Susan was born in Adams, MA. After the Anthony family moved to Rochester, NY in 1845, they became active in the antislavery movement. Antislavery Quakers met at their farm almost every Sunday, where they were sometimes joined by Frederick Douglass and William Lloyd Garrison. Later two of Anthony's brothers, Daniel and Merritt, were anti-slavery activists in the Kansas territory.
In 1848 Susan was working as a teacher in Canajoharie, NY and became involved with the teacher’s union when she discovered that male teachers had a monthly salary of $10.00, while the female teachers earned $2.50 a month. Her parents and sister Marry attended the 1848 Rochester Woman’s Rights Convention held August 2.
Anthony’s experience with the teacher’s union, temperance and antislavery reforms and Quaker upbringing, laid fertile ground for a career in women’s rights reform to grow. The career would begin with an introduction to Elizabeth Cady Stanton.
On a street corner in Seneca Falls in 1851, Amelia Bloomer introduced Susan to Elizabeth Cady Stanton, and later Stanton recalled the moment: “There she stood with her good earnest face and genial smile, dressed in gray silk, hat and all the same color, relieved with pale blue ribbons, the perfection of neatness and sobriety. I liked her thoroughly, and why I did not at once invite her home with me to dinner, I do not know.”
Meeting Elizabeth Cady Stanton was probably the beginning of her interest in women’s rights, but it is Lucy Stone’s speech at the 1852 Syracuse Convention that is credited for convincing Susan to join the women’s rights movement.
In 1853 Susan campaigned for women's property rights in New York State, speaking at meetings, collecting signatures for petitions and lobbying the state legislature. She circulated petitions for married women's property rights and woman suffrage. She addressed the National Women’s Rights Convention in 1854 and urged more petition campaigns.
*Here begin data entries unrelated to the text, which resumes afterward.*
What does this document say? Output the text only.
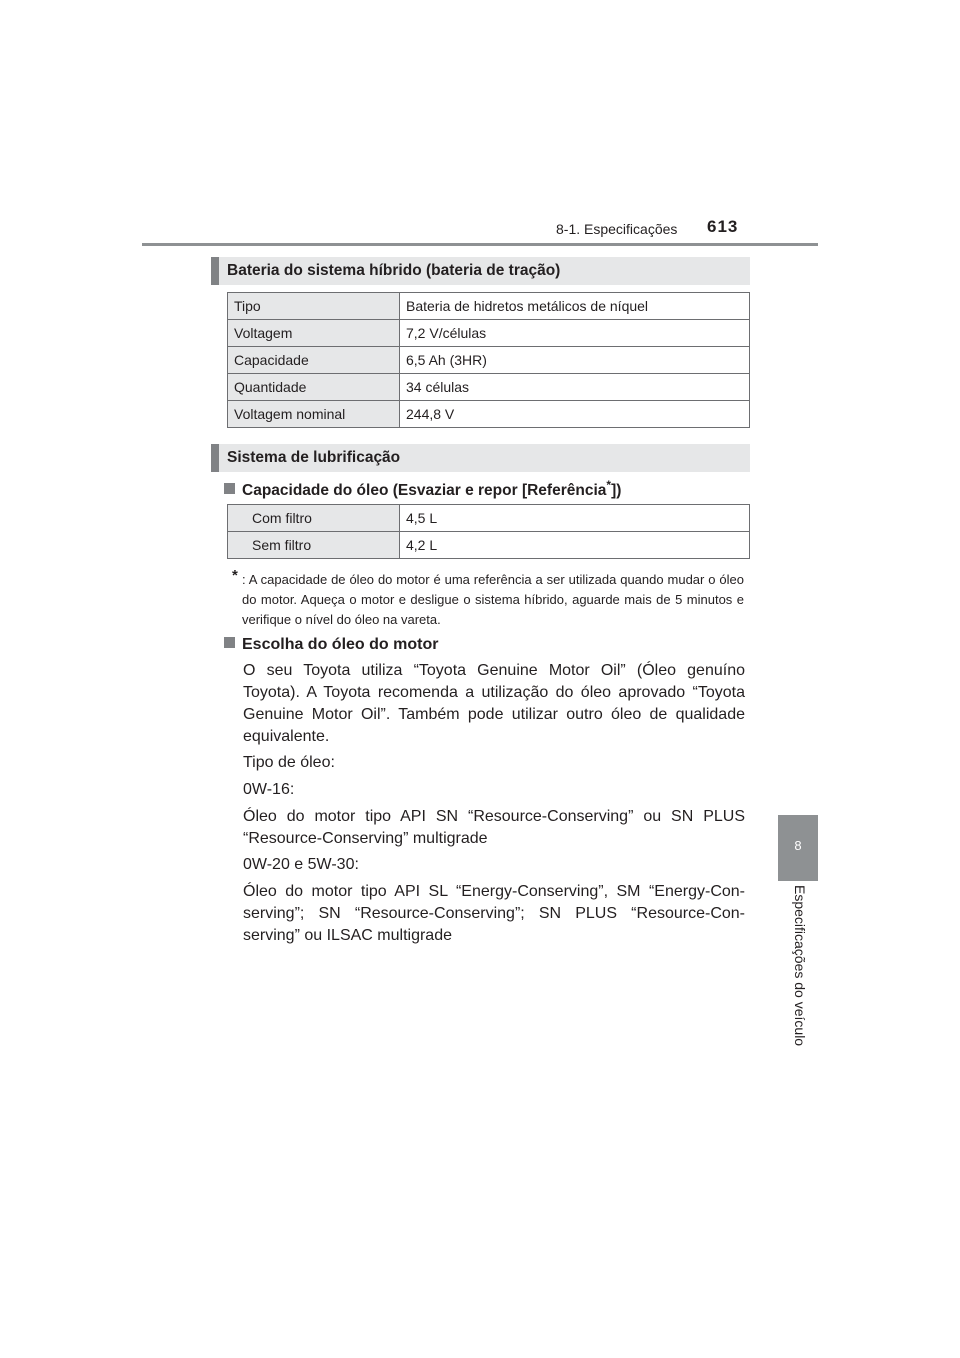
8-1. Especificações 613
8
Especificações do veículo
Bateria do sistema híbrido (bateria de tração)
Tipo	Bateria de hidretos metálicos de níquel
Voltagem	7,2 V/células
Capacidade	6,5 Ah (3HR)
Quantidade	34 células
Voltagem nominal	244,8 V
Sistema de lubrificação
Capacidade do óleo (Esvaziar e repor [Referência*])
Com filtro	4,5 L
Sem filtro	4,2 L
* : A capacidade de óleo do motor é uma referência a ser utilizada quando mudar o óleo do motor. Aqueça o motor e desligue o sistema híbrido, aguarde mais de 5 minutos e verifique o nível do óleo na vareta.
Escolha do óleo do motor
O seu Toyota utiliza “Toyota Genuine Motor Oil” (Óleo genuíno Toyota). A Toyota recomenda a utilização do óleo aprovado “Toyota Genuine Motor Oil”. Também pode utilizar outro óleo de qualidade equivalente.
Tipo de óleo:
0W-16:
Óleo do motor tipo API SN “Resource-Conserving” ou SN PLUS “Resource-Conserving” multigrade
0W-20 e 5W-30:
Óleo do motor tipo API SL “Energy-Conserving”, SM “Energy-Con-serving”; SN “Resource-Conserving”; SN PLUS “Resource-Con-serving” ou ILSAC multigrade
In 1854 she wrote to Matilda Joslyn Gage that “I know slavery is the all-absorbing question of the day, still we must push forward this great central question, which underlies all others.”
By 1856 she became an agent for the American Anti-Slavery Society, arranging meetings, making speeches, putting up posters and distributing leaflets. She encountered hostile mobs, armed threats and things thrown at her. She was hung in effigy, and in Syracuse her image was dragged through the streets.
At the 1856 National Women’s Rights Convention, Susan served on the business committee and spoke on the necessity of the dissemination of printed matter on women’s rights. She named The Lily and The Woman’s Advocate, and said they had some documents for sale on the platform.
Stanton and Anthony founded the American Equal Rights Association and in 1868 became editors of its newspaper, The Revolution. The masthead of the newspaper proudly displayed their motto, “Men, their rights, and nothing more; women, their rights, and nothing less.”
By 1869 Stanton, Anthony and others formed the National Woman Suffrage Association and focused their efforts on a federal woman’s suffrage amendment. In an effort to challenge suffrage, Susan and her three sisters voted in the 1872 Presidential election. She was arrested and put on trial in the Ontario Courthouse, Canandaigua, NY. The judge instructed the jury to find her guilty without any deliberations, and imposed a $100 fine. When she refused to pay a $100 fine and court costs, the judge did not sentence her to prison time, which ended her chance of an appeal. An appeal would have allowed the suffrage movement to take the question of women’s voting rights to the Supreme Court, but it was not to be.
From 1881 to 1885, Anthony joined Elizabeth Cady Stanton and Matilda Joslyn Gage in writing the History of Woman Suffrage. As a final tribute to Susan B. Anthony, the Nineteenth Amendment was named the Susan B. Anthony Amendment. It was ratified in 1920.